Em primeiro plano, é válido destacar que a maioria das escolas brasileiras não oferece educação sexual, isto é, a escola ensinar sobre as DSTs e medidas profiláticas. Nesse sentindo, segundo o educador Rubem Alves, há dois tipos de escola: a gaiola, age como resistor físico, uma escola de teor conteudista; e a asa, age como impulsionador químico, que preza por formar cidadãos críticos e preparador para a vida. Comprova-se, assim, que a falta de escolas ‘‘asas’’ no Brasil, cria uma sociedade alienada, de maneira que ‘’engaiolados’’ em seus conhecimentos rasos não percebem a severidade das infecções sexualmente transmissíveis.
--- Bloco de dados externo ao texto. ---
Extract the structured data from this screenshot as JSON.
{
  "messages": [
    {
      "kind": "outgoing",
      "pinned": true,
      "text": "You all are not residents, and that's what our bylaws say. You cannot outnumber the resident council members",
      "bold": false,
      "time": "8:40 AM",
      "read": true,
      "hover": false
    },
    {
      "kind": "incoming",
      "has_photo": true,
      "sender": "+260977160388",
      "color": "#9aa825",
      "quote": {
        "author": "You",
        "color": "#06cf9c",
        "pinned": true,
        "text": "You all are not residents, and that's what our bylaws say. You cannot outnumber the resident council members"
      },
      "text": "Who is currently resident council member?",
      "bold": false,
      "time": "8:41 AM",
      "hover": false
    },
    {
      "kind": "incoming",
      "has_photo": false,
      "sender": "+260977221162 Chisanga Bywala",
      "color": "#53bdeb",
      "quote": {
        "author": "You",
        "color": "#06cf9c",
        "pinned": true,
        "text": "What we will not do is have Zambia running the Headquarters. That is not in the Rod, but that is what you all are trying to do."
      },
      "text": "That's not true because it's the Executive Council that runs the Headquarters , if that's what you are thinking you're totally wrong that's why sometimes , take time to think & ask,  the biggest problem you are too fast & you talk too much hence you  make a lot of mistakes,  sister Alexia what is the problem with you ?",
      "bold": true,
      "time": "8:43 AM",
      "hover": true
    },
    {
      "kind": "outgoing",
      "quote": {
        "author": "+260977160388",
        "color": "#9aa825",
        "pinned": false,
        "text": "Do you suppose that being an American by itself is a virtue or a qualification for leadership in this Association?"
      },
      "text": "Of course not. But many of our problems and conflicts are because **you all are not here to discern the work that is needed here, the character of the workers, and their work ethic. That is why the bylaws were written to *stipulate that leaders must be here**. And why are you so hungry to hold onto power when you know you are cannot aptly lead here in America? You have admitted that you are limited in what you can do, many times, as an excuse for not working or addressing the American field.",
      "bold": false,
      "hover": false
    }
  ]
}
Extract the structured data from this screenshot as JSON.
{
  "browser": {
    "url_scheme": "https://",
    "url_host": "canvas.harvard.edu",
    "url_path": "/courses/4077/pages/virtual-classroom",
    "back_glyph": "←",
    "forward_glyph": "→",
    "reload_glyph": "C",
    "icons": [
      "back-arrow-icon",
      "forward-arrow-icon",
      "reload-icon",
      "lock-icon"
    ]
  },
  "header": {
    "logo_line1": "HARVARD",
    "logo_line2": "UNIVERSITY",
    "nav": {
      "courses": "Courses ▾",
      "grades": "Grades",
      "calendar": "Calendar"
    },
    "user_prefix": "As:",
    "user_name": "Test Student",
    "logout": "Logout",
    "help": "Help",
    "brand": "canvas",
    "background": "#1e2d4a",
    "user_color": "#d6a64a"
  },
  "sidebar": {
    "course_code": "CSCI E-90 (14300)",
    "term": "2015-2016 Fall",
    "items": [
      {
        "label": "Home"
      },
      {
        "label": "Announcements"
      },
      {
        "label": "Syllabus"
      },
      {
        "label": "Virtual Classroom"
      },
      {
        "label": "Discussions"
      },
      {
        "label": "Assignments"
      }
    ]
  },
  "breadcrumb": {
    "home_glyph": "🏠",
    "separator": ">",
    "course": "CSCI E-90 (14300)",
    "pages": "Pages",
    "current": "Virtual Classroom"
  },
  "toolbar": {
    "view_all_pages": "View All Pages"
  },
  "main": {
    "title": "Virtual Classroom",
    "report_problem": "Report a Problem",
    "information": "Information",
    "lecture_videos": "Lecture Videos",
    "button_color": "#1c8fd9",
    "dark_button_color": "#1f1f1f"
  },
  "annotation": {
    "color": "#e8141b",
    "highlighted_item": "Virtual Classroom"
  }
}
Além disso, é importante ressaltar que há uma falha educacional, de modo que a falta de informações criou uma aversão aos portadores da doença, de maneira que muitas demoram a buscar o tratamento pelo medo do preconceito sofrido. Desse modo, segundo o Programa das Nações Unidas, por mais avançado que seja o tratamento dessas DSTs, é preciso trabalhar o preconceito. Nesse viés, a falta de conhecimento estimula uma preconceito e, logicamente, diminui o número de infectados em tratamento.
Portanto, é fundamental salientar que a existência de uma falha educacional aliado ao preconceito popular corroboram para o crescente número de DSTs entre os jovens. Por isso, é imprescindível que o Governo Federal aliado ao Ministério da Educação crie projetos de educação sexual nas escolas, por meio da criação de uma matéria na grade curricular, de maneira que desenvolva as habilidades pedagógicas socioemocionais, para que assim aumente o conhecimento dos jovens , consequentemente, diminuir o número de jovens infectados e vítimas de preconceito como Marina.